Not to mention, I won't be happy until we have Lawrence in the car and Marie Vuvu is nowhere in sight.
-Well, I will force Marie to give me the address of whoever brought them to the orphanage. And I will stay in contact with Maman Christine.
He nods his head respectfully towards Maman Christine, the mother of a friend, who is a nurse and is eager to start getting Bellevie and Ketchia back to health.
-We'll work it all out, don't you worry, he says.
I am worried, but I'm also prepared to take a note from the Kinshasa mosquitos and annoy this man until his sanity is gone or the girls are out. The next day I wait again in the little restaurant of my asylum while Maman Lydie goes around the corner to get Lawrence. Three hours later I haven't heard anything and Maman Lydie isn't picking up her phone. Another hour later the car pulls up and there is a beautiful young man sitting in the back. Lydie whoops from the front seat.
I grab my things quickly and run to the car, over-flowing with something that feels good. I climb in the back seat with Lawrence.
-Bonjour, Ca va?
He looks at me timidly.
-Oui, ca va bien.
I want to hug him, but he doesn't know me at all. I' mjust some random white lady who visited a few times and then everyone started yelling. I'd like to talk to him but I don't know what to say.
Welcome to the world?
What's more "real," the world out here or the one behind those concrete walls?
Are you excited? Are you Afraid?
I would be.
Did they hurt you more because of me?
All of it passes through my mind but none of it feels appropriate. Finally, something pops out.
-Joshua says hello.
-Merci, he says.
At the restaurant where we eat chikwanga and Congo River fish, I'm filled with a consuming sort of joy. It feels like melted butter. Lydie explains that Marie tried to refuse encore, but by this time we had enough people who had decided a child is more important than a dollar bill.
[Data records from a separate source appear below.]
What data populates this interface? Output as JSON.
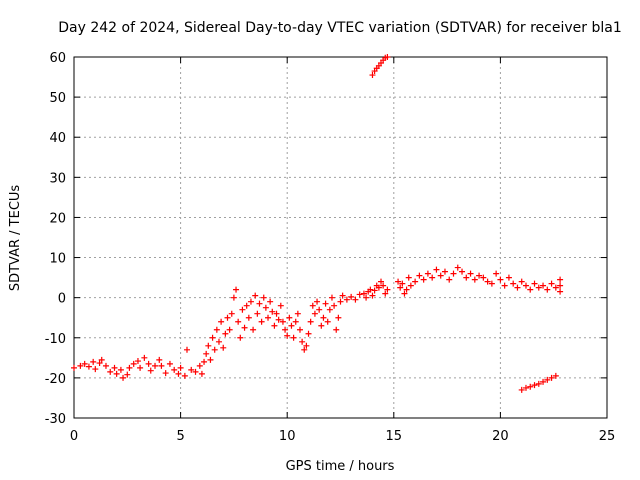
{
  "chart_data": {
    "type": "scatter",
    "title": "Day 242 of 2024, Sidereal Day-to-day VTEC variation (SDTVAR) for receiver bla1",
    "xlabel": "GPS time / hours",
    "ylabel": "SDTVAR / TECUs",
    "xlim": [
      0,
      25
    ],
    "ylim": [
      -30,
      60
    ],
    "xticks": [
      "0",
      "5",
      "10",
      "15",
      "20",
      "25"
    ],
    "yticks": [
      "-30",
      "-20",
      "-10",
      "0",
      "10",
      "20",
      "30",
      "40",
      "50",
      "60"
    ],
    "grid": true,
    "marker": "plus",
    "color": "#ff0000",
    "series": [
      {
        "name": "SDTVAR",
        "points": [
          [
            0.0,
            -17.5
          ],
          [
            0.3,
            -17.0
          ],
          [
            0.5,
            -16.5
          ],
          [
            0.7,
            -17.2
          ],
          [
            0.9,
            -16.0
          ],
          [
            1.0,
            -17.8
          ],
          [
            1.2,
            -16.3
          ],
          [
            1.3,
            -15.5
          ],
          [
            1.5,
            -17.0
          ],
          [
            1.7,
            -18.5
          ],
          [
            1.9,
            -17.5
          ],
          [
            2.0,
            -19.0
          ],
          [
            2.2,
            -18.0
          ],
          [
            2.3,
            -20.0
          ],
          [
            2.5,
            -19.2
          ],
          [
            2.6,
            -17.5
          ],
          [
            2.8,
            -16.5
          ],
          [
            3.0,
            -15.8
          ],
          [
            3.1,
            -17.5
          ],
          [
            3.3,
            -15.0
          ],
          [
            3.5,
            -16.5
          ],
          [
            3.6,
            -18.2
          ],
          [
            3.8,
            -17.0
          ],
          [
            4.0,
            -15.5
          ],
          [
            4.1,
            -17.0
          ],
          [
            4.3,
            -18.8
          ],
          [
            4.5,
            -16.5
          ],
          [
            4.7,
            -18.0
          ],
          [
            4.9,
            -19.0
          ],
          [
            5.0,
            -17.5
          ],
          [
            5.2,
            -19.5
          ],
          [
            5.3,
            -13.0
          ],
          [
            5.5,
            -18.0
          ],
          [
            5.7,
            -18.5
          ],
          [
            5.9,
            -17.0
          ],
          [
            6.0,
            -19.0
          ],
          [
            6.1,
            -16.0
          ],
          [
            6.2,
            -14.0
          ],
          [
            6.3,
            -12.0
          ],
          [
            6.4,
            -15.5
          ],
          [
            6.5,
            -10.0
          ],
          [
            6.6,
            -13.0
          ],
          [
            6.7,
            -8.0
          ],
          [
            6.8,
            -11.0
          ],
          [
            6.9,
            -6.0
          ],
          [
            7.0,
            -12.5
          ],
          [
            7.1,
            -9.0
          ],
          [
            7.2,
            -5.0
          ],
          [
            7.3,
            -8.0
          ],
          [
            7.4,
            -4.0
          ],
          [
            7.5,
            0.0
          ],
          [
            7.6,
            2.0
          ],
          [
            7.7,
            -6.0
          ],
          [
            7.8,
            -10.0
          ],
          [
            7.9,
            -3.0
          ],
          [
            8.0,
            -7.5
          ],
          [
            8.1,
            -2.0
          ],
          [
            8.2,
            -5.0
          ],
          [
            8.3,
            -1.0
          ],
          [
            8.4,
            -8.0
          ],
          [
            8.5,
            0.5
          ],
          [
            8.6,
            -4.0
          ],
          [
            8.7,
            -1.5
          ],
          [
            8.8,
            -6.0
          ],
          [
            8.9,
            0.0
          ],
          [
            9.0,
            -2.5
          ],
          [
            9.1,
            -5.0
          ],
          [
            9.2,
            -1.0
          ],
          [
            9.3,
            -3.5
          ],
          [
            9.4,
            -7.0
          ],
          [
            9.5,
            -4.0
          ],
          [
            9.6,
            -5.5
          ],
          [
            9.7,
            -2.0
          ],
          [
            9.8,
            -6.0
          ],
          [
            9.9,
            -8.0
          ],
          [
            10.0,
            -9.5
          ],
          [
            10.1,
            -5.0
          ],
          [
            10.2,
            -7.0
          ],
          [
            10.3,
            -10.0
          ],
          [
            10.4,
            -6.0
          ],
          [
            10.5,
            -4.0
          ],
          [
            10.6,
            -8.0
          ],
          [
            10.7,
            -11.0
          ],
          [
            10.8,
            -13.0
          ],
          [
            10.9,
            -12.0
          ],
          [
            11.0,
            -9.0
          ],
          [
            11.1,
            -6.0
          ],
          [
            11.2,
            -2.0
          ],
          [
            11.3,
            -4.0
          ],
          [
            11.4,
            -1.0
          ],
          [
            11.5,
            -3.0
          ],
          [
            11.6,
            -7.0
          ],
          [
            11.7,
            -5.0
          ],
          [
            11.8,
            -1.5
          ],
          [
            11.9,
            -6.0
          ],
          [
            12.0,
            -3.0
          ],
          [
            12.1,
            0.0
          ],
          [
            12.2,
            -2.0
          ],
          [
            12.3,
            -8.0
          ],
          [
            12.4,
            -5.0
          ],
          [
            12.5,
            -1.0
          ],
          [
            12.6,
            0.5
          ],
          [
            12.8,
            -0.5
          ],
          [
            13.0,
            0.2
          ],
          [
            13.2,
            -0.5
          ],
          [
            13.4,
            0.8
          ],
          [
            13.6,
            1.0
          ],
          [
            13.7,
            0.0
          ],
          [
            13.8,
            1.5
          ],
          [
            13.9,
            2.0
          ],
          [
            14.0,
            0.5
          ],
          [
            14.1,
            1.8
          ],
          [
            14.2,
            3.0
          ],
          [
            14.3,
            2.5
          ],
          [
            14.4,
            4.0
          ],
          [
            14.5,
            3.0
          ],
          [
            14.6,
            1.0
          ],
          [
            14.7,
            2.0
          ],
          [
            14.0,
            55.5
          ],
          [
            14.1,
            56.5
          ],
          [
            14.2,
            57.2
          ],
          [
            14.3,
            57.8
          ],
          [
            14.4,
            58.5
          ],
          [
            14.5,
            59.2
          ],
          [
            14.6,
            59.8
          ],
          [
            14.7,
            60.0
          ],
          [
            15.2,
            4.0
          ],
          [
            15.3,
            2.5
          ],
          [
            15.4,
            3.5
          ],
          [
            15.5,
            1.0
          ],
          [
            15.6,
            2.0
          ],
          [
            15.7,
            5.0
          ],
          [
            15.8,
            3.0
          ],
          [
            16.0,
            4.0
          ],
          [
            16.2,
            5.5
          ],
          [
            16.4,
            4.5
          ],
          [
            16.6,
            6.0
          ],
          [
            16.8,
            5.0
          ],
          [
            17.0,
            7.0
          ],
          [
            17.2,
            5.5
          ],
          [
            17.4,
            6.5
          ],
          [
            17.6,
            4.5
          ],
          [
            17.8,
            6.0
          ],
          [
            18.0,
            7.5
          ],
          [
            18.2,
            6.5
          ],
          [
            18.4,
            5.0
          ],
          [
            18.6,
            6.0
          ],
          [
            18.8,
            4.5
          ],
          [
            19.0,
            5.5
          ],
          [
            19.2,
            5.0
          ],
          [
            19.4,
            4.0
          ],
          [
            19.6,
            3.5
          ],
          [
            19.8,
            6.0
          ],
          [
            20.0,
            4.5
          ],
          [
            20.2,
            3.0
          ],
          [
            20.4,
            5.0
          ],
          [
            20.6,
            3.5
          ],
          [
            20.8,
            2.5
          ],
          [
            21.0,
            4.0
          ],
          [
            21.2,
            3.0
          ],
          [
            21.4,
            2.0
          ],
          [
            21.6,
            3.5
          ],
          [
            21.8,
            2.5
          ],
          [
            22.0,
            3.0
          ],
          [
            22.2,
            2.0
          ],
          [
            22.4,
            3.5
          ],
          [
            22.6,
            2.5
          ],
          [
            22.8,
            3.0
          ],
          [
            22.8,
            4.5
          ],
          [
            22.8,
            1.5
          ],
          [
            21.0,
            -23.0
          ],
          [
            21.2,
            -22.5
          ],
          [
            21.4,
            -22.2
          ],
          [
            21.6,
            -21.8
          ],
          [
            21.8,
            -21.5
          ],
          [
            22.0,
            -21.0
          ],
          [
            22.2,
            -20.5
          ],
          [
            22.4,
            -20.0
          ],
          [
            22.6,
            -19.5
          ]
        ]
      }
    ]
  }
}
Even the lawyer argued against Marie. Maman Lydie's oldest son and her daughter both call to speak with Lawrence and welcome him to the family. He looks at his lap while holding the phone and smiling more brightly than any diamonds in this country. There's still a lot of work to do, making sure he's settled, paying for his school fees, keeping him protected from the evils that exist on this side of those walls. And then of course, there are the others. As good a story as my month in Kinshasa makes, it's still real life. And the thing about real life is, there is no The End, only, where do we go from here?